Dr Howri Aziz Mansurbeg, university professor and specialist in energy, oil and gas investment said, in an interview with ‘The Kurdish Globe’, that history will praise the role of Nechirvan Barzani and all those who contribute to the Kurdistan Region’s oil policy. He believes that oil is a strategic and significant product on which the economies of the powerful and influential countries in Europe and the US depend, and that the lion's share of energy resources are provided by oil and natural gas.
“A typical example is Iran and Russia” says Mansurbeg, regarding the changes, wars and new disagreements in the Middle East and the future of oil. “The US and Saudi Arabia are now putting pressure on Iran and Russia to achieve political aims. On the other hand, Russia is threatening Europe by cutting the supplies of natural gas, to force them to withdraw their support for Ukraine. The dream of President Putin to modernize the Russian army and acquire more modern weapons, which needs billions of dollars, is hard to realize.” Dr Mansurbeg believes that by cutting the oil prices, the US is trying to thwart the political and military ambitions of Russia; Saudi Arabia also wants to put pressure on Iran because Iran poses a serious threat to it by supporting the Houthis in Yemen.

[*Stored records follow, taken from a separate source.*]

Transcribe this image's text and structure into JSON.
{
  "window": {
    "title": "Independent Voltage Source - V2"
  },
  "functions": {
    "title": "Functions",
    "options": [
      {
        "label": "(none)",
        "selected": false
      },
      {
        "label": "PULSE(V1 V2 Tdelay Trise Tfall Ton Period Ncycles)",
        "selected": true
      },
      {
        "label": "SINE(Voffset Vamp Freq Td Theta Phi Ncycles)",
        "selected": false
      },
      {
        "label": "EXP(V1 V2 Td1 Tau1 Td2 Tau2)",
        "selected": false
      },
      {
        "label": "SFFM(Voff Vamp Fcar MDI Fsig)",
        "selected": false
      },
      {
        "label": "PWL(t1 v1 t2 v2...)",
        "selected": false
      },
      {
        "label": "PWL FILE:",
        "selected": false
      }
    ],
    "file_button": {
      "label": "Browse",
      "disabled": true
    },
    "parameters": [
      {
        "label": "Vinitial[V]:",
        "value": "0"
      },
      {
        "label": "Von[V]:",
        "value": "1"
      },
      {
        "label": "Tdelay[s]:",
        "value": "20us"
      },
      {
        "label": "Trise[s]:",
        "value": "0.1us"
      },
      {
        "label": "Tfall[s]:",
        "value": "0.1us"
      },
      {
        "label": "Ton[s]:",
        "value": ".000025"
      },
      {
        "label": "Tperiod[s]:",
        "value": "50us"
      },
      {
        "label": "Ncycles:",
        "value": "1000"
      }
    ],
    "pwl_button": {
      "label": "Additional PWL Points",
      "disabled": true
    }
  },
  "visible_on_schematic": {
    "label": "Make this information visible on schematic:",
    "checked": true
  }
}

Dr Mansurbeg has histori- cal facts to support his opinion; he says the reason that President Nixon was ready to arm the Iranian Shah in the seventies was to enable access to Iranian oil. Iran, on its side, desired to dominate the Middle East and get more power leverage against the Soviet Union. The Iranian Shah, unlike the Arab countries, was not an enemy of Israel, and was not using oil as a weapon against the US and the West. But in the end, Shah’s insistence on raising oil prices was a factor behind losing its powerful position when the US turned its back on him.
Dr. Hawre Mansurbeg says that he is sure that since the Kurdish Region has introduced itself as an oil producer and has attracted major companies such as Exxon Mobil and Total, it has moved into the political calculations and interpretations of the super powers. He continued to talk about the obstacles, saying “Dealing with Kurdistan oil is not problem-free, and the oil industry in Kurdistan has many enemies, above all Iraq and Iran. Iraq always lobbies throughout the world against this Kurdish industry.” Dr Mansurbeg called on Kurds to carry on and be unified in defending this vital national industry. “The world companies and countries are not dealing with the oil and gas fields only, but with the whole political process, security and economical stability,” he argues.

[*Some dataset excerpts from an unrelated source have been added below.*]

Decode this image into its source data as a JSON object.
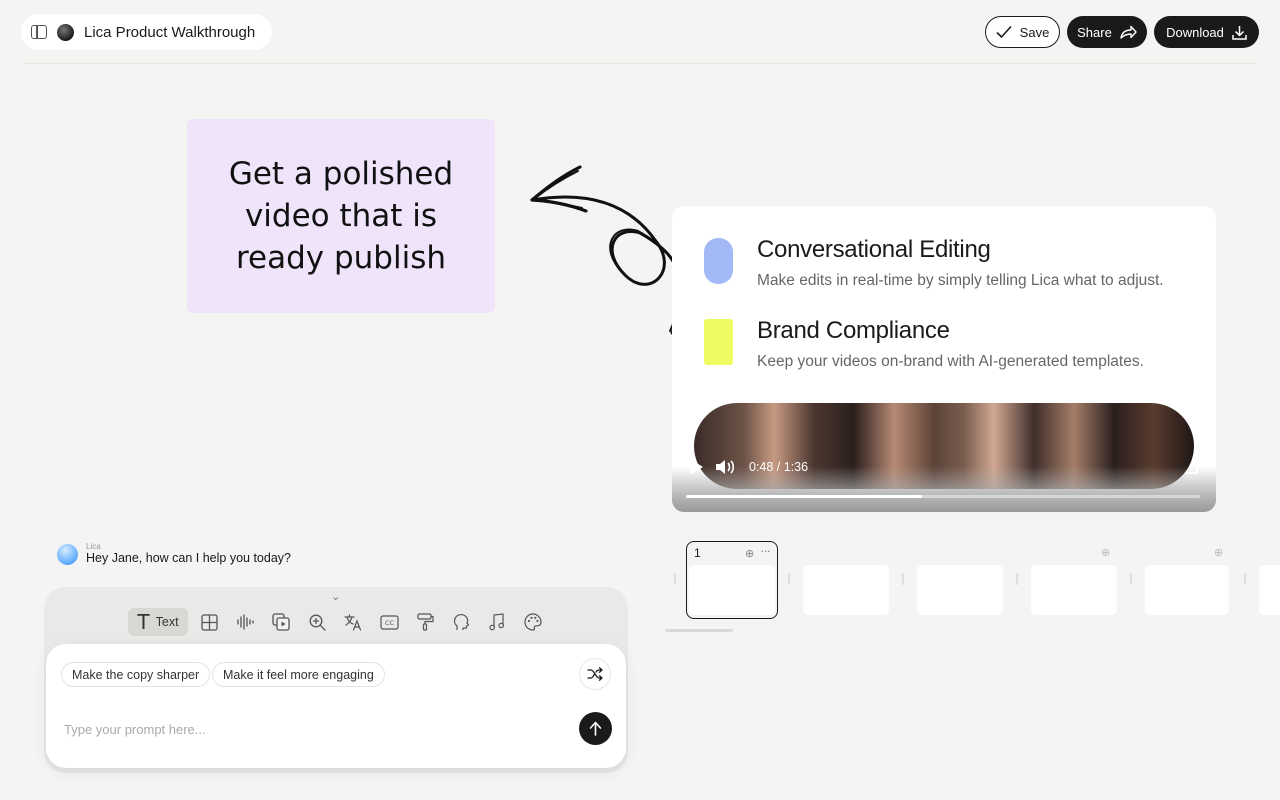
{
  "header": {
    "project_title": "Lica Product Walkthrough",
    "save_label": "Save",
    "share_label": "Share",
    "download_label": "Download"
  },
  "callout": {
    "text": "Get a polished video that is ready publish"
  },
  "features": [
    {
      "title": "Conversational Editing",
      "description": "Make edits in real-time by simply telling Lica what to adjust.",
      "color": "#a3b8f7"
    },
    {
      "title": "Brand Compliance",
      "description": "Keep your videos on-brand with AI-generated templates.",
      "color": "#eefb62"
    }
  ],
  "video": {
    "time": "0:48 / 1:36",
    "progress": 0.46
  },
  "timeline": {
    "active_slide_number": "1"
  },
  "chat": {
    "assistant_name": "Lica",
    "assistant_message": "Hey Jane, how can I help you today?",
    "tools": [
      {
        "name": "text",
        "label": "Text",
        "icon": "text-icon"
      },
      {
        "name": "layout",
        "icon": "layout-icon"
      },
      {
        "name": "audio",
        "icon": "waveform-icon"
      },
      {
        "name": "media",
        "icon": "media-icon"
      },
      {
        "name": "zoom",
        "icon": "zoom-icon"
      },
      {
        "name": "translate",
        "icon": "translate-icon"
      },
      {
        "name": "captions",
        "icon": "captions-icon"
      },
      {
        "name": "brush",
        "icon": "paint-roller-icon"
      },
      {
        "name": "avatar",
        "icon": "head-icon"
      },
      {
        "name": "music",
        "icon": "music-icon"
      },
      {
        "name": "palette",
        "icon": "palette-icon"
      }
    ],
    "suggestions": [
      "Make the copy sharper",
      "Make it feel more engaging"
    ],
    "prompt_placeholder": "Type your prompt here..."
  }
}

Regarding the role of Nechirvan Barzani, he says that the policy should not be interpreted as an individual one. “Nechirvan Barzani performs his duty efficiently and as a well-qualified Prime Minister along with his deputy; the whole cabinet is in agreement about the methods of dealing with the government, although sometimes some groups in the political parties, through the media, stand against the Region’s oil policy.” Dr Mansurbeg says “Suggestions and points should be discussed inside the cabinet, and Kurds should reach a unified discourse. Criticism should not express individual ideas and different opinions of wings inside the political parties.”
He continues to talk about the oil production process; he says that Kurdistan is now producing oil in three main fields which are Tawke in Zakho, Khormala and Taqtaq near Koya. He says that a number of important fields have been found in Sheikhan, around Erbil, Akre and Garmiyan and works are ongoing to produce more oil. He thinks that these new fields will contribute to the general production in near future, and “the Kurdistan Region will easily be able to export 1 million bpd to the world market and the revenue will be higher than the money amount allocated by Baghdad.”
This specialist in oil and gas criticized some political parties and politicians in Kurdistan. He said that they haven’t yet been able to digest the matter as the legal right of the Kurdistan Region. “In the field of oil and gas, a particular specialist experience is needed. The political parties don’t seem to have totally figured this out.” He also says, mentioning articles he’s read about oil and gas policy written by MPs, “The quality of such articles and levels of criticism are much lower than the professional writing in the world. Many of the critiques are so simple and superficial that they cannot be thought of as objective professionalism,” he concluded.